А потом мне на инфор пришел вызов. Я машинально отозвался, и перед моим взором предстала неопределенного возраста особа с цепким взглядом тускло-карих очей и скромненькой био-татуировкой на щеке: две вишенки на одном черешке. Судя по наличию майки, хотя и полупрозрачной — сектантка или групарка; возможно, семейница, но не приведи Бог!
— Офицер Макферсон? — осведомилась она, будто сьюд связи мог ошибиться.
— Он самый, — осторожно отозвался я. — С кем имею?
Собственных координат дама, наплевав на правила приличия, не предоставила, а догадаться я никак не мог. Единственное, что настораживало — властные манеры незнакомки.
— Кира Деннен Карел, — представилась дама слегка чопорно. — Кооптированный представитель Колониальной службы в домене Луна. Мой опознаватель… — По нижнему краю козырька пробежала цепочка символов: код принят, сертификат — проверен и принят.
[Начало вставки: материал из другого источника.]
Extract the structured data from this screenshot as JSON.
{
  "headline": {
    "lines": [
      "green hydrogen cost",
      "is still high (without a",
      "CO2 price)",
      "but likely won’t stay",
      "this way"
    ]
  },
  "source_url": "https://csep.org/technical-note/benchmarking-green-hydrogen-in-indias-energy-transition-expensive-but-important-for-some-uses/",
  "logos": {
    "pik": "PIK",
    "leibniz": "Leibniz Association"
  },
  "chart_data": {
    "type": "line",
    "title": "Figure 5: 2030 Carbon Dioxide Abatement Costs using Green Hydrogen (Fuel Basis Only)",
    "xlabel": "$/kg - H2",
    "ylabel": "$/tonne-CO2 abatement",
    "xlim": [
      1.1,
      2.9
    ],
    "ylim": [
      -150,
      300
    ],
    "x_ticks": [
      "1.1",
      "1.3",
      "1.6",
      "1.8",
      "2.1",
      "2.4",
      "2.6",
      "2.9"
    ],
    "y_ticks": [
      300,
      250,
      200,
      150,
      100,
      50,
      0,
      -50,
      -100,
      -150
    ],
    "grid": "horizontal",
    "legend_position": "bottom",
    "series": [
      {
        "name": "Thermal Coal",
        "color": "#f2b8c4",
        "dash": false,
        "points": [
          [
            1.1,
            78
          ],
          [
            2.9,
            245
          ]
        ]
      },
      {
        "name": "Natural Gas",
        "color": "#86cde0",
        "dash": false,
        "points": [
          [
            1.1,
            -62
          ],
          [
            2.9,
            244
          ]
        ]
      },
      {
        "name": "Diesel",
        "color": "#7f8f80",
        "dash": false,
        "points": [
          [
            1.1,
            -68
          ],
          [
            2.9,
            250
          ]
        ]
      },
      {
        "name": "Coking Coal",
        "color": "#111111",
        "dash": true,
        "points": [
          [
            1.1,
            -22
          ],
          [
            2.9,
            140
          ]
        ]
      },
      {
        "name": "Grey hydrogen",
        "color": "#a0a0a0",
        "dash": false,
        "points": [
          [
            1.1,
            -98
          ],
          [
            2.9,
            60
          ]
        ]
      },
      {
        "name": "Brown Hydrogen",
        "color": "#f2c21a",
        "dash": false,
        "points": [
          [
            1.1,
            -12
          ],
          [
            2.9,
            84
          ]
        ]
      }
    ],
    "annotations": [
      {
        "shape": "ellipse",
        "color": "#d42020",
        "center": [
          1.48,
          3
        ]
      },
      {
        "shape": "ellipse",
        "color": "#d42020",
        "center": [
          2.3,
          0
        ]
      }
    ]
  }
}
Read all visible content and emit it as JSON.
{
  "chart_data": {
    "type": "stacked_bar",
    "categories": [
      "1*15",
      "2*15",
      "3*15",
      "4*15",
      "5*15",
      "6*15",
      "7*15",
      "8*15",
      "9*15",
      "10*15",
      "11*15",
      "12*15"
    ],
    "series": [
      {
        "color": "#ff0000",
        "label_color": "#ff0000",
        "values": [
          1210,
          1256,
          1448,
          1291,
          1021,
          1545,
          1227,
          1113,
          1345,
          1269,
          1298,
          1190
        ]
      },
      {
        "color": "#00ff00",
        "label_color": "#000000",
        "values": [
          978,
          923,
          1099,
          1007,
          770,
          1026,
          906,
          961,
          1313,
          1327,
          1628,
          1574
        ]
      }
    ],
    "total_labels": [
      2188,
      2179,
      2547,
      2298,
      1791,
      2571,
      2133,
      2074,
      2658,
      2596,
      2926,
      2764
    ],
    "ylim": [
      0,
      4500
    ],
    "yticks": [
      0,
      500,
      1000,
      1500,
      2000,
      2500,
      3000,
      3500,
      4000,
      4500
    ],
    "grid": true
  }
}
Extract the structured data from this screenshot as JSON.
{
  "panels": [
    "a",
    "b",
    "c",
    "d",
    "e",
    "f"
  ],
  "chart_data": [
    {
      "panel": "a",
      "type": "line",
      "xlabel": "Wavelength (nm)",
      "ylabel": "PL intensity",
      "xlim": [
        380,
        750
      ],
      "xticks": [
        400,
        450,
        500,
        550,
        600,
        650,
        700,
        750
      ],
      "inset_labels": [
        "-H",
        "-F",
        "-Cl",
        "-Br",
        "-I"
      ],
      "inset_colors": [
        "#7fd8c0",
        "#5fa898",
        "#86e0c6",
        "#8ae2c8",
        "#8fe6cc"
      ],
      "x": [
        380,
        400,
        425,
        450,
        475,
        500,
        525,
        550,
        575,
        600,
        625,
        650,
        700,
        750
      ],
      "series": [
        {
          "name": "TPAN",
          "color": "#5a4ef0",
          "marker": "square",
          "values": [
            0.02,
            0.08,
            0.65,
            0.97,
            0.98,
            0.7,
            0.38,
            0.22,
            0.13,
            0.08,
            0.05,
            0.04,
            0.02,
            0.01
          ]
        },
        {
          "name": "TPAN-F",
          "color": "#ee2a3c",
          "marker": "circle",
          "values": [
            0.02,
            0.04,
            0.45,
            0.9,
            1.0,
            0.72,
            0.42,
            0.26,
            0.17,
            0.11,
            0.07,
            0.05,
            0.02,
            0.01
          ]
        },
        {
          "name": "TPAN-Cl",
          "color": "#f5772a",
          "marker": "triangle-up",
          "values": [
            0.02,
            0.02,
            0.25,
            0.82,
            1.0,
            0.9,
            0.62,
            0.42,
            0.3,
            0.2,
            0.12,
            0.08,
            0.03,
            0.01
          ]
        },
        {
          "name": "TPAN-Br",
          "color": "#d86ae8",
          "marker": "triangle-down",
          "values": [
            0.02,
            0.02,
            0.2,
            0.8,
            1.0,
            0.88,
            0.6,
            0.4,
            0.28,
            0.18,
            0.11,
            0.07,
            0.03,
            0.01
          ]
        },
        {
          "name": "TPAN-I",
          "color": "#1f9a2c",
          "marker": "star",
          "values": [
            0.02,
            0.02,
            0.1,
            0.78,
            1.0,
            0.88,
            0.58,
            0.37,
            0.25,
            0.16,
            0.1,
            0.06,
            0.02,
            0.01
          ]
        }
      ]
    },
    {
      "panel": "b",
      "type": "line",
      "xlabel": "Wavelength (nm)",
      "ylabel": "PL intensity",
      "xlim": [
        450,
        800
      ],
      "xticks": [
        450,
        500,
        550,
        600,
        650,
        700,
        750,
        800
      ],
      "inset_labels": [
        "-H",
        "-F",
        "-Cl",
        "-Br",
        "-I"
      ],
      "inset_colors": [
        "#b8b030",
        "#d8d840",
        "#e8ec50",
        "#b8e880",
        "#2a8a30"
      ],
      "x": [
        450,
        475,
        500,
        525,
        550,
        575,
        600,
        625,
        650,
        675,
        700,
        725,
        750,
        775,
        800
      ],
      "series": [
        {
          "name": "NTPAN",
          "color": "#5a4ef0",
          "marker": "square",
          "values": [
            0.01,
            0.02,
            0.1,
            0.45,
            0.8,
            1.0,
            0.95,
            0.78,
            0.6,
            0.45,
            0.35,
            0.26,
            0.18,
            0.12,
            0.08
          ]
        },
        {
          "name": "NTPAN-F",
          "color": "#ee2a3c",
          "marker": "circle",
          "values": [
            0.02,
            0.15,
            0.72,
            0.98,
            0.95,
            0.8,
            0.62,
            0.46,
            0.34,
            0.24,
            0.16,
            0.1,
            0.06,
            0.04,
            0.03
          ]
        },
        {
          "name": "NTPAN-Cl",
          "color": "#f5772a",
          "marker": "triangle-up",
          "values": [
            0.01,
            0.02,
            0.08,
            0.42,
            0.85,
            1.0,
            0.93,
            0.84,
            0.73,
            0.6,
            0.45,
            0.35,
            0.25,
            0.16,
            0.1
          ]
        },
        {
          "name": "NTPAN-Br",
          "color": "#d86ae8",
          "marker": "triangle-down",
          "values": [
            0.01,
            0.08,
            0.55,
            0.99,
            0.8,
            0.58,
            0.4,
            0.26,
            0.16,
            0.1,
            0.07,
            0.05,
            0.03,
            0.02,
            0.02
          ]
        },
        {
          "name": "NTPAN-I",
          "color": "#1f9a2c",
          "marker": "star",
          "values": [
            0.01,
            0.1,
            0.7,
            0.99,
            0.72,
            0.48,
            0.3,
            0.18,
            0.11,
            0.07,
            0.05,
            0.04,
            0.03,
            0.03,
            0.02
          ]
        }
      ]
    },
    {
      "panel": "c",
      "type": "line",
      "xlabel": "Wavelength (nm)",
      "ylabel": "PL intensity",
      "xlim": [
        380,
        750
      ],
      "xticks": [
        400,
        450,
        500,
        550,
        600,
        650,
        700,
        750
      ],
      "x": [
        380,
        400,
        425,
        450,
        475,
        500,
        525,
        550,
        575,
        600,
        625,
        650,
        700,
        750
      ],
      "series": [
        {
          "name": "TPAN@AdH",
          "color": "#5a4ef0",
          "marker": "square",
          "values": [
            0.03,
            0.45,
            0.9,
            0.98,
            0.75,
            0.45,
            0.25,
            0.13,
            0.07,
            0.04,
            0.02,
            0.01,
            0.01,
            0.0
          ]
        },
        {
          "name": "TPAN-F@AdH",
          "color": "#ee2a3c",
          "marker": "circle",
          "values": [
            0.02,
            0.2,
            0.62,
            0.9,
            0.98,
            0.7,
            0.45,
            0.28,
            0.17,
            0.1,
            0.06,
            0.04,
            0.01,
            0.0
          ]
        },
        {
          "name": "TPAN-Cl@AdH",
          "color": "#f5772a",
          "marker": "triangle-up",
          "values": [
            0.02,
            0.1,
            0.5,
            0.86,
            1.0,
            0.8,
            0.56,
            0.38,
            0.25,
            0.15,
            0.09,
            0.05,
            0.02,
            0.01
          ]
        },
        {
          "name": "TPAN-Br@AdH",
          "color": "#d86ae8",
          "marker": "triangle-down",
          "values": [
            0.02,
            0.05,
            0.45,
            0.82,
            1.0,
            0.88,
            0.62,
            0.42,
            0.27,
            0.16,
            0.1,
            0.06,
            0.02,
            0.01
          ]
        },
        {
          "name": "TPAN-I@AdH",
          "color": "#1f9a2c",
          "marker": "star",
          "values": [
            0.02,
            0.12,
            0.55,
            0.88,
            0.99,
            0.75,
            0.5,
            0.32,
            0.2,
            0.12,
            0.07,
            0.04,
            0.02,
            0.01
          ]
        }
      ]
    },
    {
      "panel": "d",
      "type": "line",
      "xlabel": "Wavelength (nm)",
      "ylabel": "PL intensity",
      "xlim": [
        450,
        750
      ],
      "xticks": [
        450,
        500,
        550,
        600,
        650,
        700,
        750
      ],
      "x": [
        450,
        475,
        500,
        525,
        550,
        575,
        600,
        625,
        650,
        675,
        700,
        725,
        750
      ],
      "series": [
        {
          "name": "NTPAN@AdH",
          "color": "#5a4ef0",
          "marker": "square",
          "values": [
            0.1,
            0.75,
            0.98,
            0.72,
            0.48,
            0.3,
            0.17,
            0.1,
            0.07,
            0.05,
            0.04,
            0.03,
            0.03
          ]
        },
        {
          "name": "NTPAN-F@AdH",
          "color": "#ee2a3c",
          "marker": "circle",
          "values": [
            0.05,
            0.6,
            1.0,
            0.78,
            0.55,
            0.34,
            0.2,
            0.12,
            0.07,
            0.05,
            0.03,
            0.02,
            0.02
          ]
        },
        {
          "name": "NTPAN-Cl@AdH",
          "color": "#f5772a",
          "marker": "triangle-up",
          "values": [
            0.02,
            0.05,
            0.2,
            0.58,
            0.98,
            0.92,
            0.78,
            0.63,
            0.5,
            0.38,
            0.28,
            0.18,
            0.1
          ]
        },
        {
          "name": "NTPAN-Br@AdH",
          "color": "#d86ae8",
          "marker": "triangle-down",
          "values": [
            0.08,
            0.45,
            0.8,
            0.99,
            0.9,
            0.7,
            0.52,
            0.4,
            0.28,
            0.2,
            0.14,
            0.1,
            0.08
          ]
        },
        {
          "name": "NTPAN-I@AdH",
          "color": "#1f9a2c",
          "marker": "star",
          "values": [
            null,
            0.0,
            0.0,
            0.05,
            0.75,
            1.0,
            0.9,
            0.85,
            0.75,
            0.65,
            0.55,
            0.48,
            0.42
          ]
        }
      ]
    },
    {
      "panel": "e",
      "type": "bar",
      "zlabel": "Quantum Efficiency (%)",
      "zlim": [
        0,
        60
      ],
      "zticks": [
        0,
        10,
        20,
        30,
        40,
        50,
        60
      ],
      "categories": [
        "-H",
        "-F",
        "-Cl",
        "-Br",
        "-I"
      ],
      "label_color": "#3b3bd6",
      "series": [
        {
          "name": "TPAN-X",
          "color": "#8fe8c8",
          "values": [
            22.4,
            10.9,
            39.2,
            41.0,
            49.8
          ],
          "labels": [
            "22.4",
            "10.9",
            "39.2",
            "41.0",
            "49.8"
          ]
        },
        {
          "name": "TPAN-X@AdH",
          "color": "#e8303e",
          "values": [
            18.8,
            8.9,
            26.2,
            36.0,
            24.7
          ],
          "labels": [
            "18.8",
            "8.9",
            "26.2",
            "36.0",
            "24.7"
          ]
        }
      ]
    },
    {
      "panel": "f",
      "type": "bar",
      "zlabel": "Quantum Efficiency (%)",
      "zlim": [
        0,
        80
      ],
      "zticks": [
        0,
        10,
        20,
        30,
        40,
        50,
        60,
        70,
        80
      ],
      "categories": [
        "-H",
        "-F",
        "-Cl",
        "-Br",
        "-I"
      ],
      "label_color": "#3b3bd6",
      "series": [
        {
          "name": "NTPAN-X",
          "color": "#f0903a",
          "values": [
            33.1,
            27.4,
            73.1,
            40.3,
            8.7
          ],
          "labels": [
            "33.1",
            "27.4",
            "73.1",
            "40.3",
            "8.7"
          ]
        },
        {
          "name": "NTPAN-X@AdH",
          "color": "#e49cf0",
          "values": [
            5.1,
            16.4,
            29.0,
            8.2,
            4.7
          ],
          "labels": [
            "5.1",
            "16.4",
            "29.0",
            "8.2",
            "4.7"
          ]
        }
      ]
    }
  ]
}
— Какой-какой… представитель… — выдавил я.
— Кооптированный, — безжалостно припечатала дама.
Я вызвал справку из толкового словаря.
— И давно у нас голубые мундиры продаются? — только и смог поинтересоваться я, в полной мере осознав услышанное.
— «Мундиры», как вы выразились, не «продаются», — с ледяным спокойствием поправила меня Кира Деннен. — Они предоставляются полномочным представителем Службы достойным гражданам в условиях грозящих беспорядков.
Назвать карелов «достойными гражданами» — значило сильно погрешить против истины, но я уже знал, что они действуют с Мерриллом заодно.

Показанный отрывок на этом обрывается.